Glad to have someone to share her concern with, Sara shifted Charley to her other shoulder. She continued gently soothing him, as best she could. Looking over his blond head at Matt, she admitted, “I thought he might be since he’s so cranky and doesn’t want to eat, but he doesn’t have any fever. He’s not pulling at his ears the way he did when he had an ear infection, either.”
“Is his throat red?” Matt asked, while Charley warmed to the audience and wailed even louder.
Was this what it would be like to have someone big and strong and male to share the parenting duties with? Telling herself she was really losing it, Sara pushed the ridiculous notion away. “I can’t answer that, either. I haven’t been able to get a good look.” And in fact, she had been considering going into the emergency pediatric clinic in town, if this went on much longer.
Matt pointed out, “His mouth is open now.”

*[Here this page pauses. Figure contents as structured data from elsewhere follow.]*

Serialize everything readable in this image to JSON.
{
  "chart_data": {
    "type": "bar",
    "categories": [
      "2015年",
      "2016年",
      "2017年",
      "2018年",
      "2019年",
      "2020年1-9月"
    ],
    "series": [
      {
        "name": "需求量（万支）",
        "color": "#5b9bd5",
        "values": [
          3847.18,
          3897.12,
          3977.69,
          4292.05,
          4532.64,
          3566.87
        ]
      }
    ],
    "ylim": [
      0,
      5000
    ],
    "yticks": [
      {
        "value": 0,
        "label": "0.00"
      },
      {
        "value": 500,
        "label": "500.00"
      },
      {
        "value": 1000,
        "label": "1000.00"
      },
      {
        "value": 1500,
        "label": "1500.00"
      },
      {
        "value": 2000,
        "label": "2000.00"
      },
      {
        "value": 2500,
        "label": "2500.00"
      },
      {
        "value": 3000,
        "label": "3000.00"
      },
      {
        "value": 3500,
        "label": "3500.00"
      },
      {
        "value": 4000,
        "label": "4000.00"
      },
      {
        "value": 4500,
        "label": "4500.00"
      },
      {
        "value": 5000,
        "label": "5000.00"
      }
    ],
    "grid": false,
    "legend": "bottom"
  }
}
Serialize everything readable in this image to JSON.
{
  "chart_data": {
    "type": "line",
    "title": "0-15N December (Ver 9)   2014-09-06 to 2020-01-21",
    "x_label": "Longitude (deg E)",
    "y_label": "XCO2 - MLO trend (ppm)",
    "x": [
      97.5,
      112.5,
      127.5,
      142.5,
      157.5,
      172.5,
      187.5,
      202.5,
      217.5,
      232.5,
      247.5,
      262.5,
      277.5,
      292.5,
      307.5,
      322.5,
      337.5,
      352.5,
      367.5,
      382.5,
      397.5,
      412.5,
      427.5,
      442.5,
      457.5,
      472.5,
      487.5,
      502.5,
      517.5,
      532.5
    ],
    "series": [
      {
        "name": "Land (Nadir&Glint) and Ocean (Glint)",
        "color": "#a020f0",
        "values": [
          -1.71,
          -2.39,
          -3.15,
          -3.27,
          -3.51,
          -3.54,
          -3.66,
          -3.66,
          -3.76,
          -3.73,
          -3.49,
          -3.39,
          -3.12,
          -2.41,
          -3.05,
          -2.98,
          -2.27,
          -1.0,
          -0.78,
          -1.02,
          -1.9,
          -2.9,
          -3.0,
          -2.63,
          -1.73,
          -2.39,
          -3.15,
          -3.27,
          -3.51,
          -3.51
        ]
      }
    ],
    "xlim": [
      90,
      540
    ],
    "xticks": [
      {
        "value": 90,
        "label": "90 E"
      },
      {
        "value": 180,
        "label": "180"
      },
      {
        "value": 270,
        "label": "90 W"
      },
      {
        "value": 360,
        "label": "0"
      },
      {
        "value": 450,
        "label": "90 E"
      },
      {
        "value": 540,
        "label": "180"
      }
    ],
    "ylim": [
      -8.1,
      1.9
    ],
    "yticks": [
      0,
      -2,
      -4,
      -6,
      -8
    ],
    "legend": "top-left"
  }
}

Figuring as long as she had help she might as well use it, she retrieved the flashlight she kept on the kitchen counter. Then turned back to Matt. “You want to hold him?”
For the first time, Matt hesitated.
“Listen, cowboy, either be part of the solution or leave. Because I don’t need any more problems today.”
From the pen in the corner of the living room, Champ, the nine-week-old black Labrador puppy Sara had been trying to get Matt to help socialize, lifted his head and began to jump up against the three-foot wooden sides of the whelping pen, in rhythm to Charley’s wails.
Matt turned in the direction of the noise. He locked eyes on the puppy.
And in that instant, Sara knew.
Matt wasn’t a dog person.
Not in the slightest.
Not anymore.
* * *
Matt swore silently to himself as he clamped down on the memories he worked so hard to quash.
When he’d set out for Sara’s ranch, he’d figured he would see her baby. He’d even been sort of looking forward to it. Why, he couldn’t exactly say.
He hadn’t figured she’d have one of the pups from the litter there. But she did and as the puppy continued whimpering with excitement and trying to climb over the sides, it was all he could do not to break out into an ice-cold sweat.
Over a harmless little black Lab pup, of all things.
“Matt?” Sara’s hand was on his arm. Her tone as gentle as it was inquiring.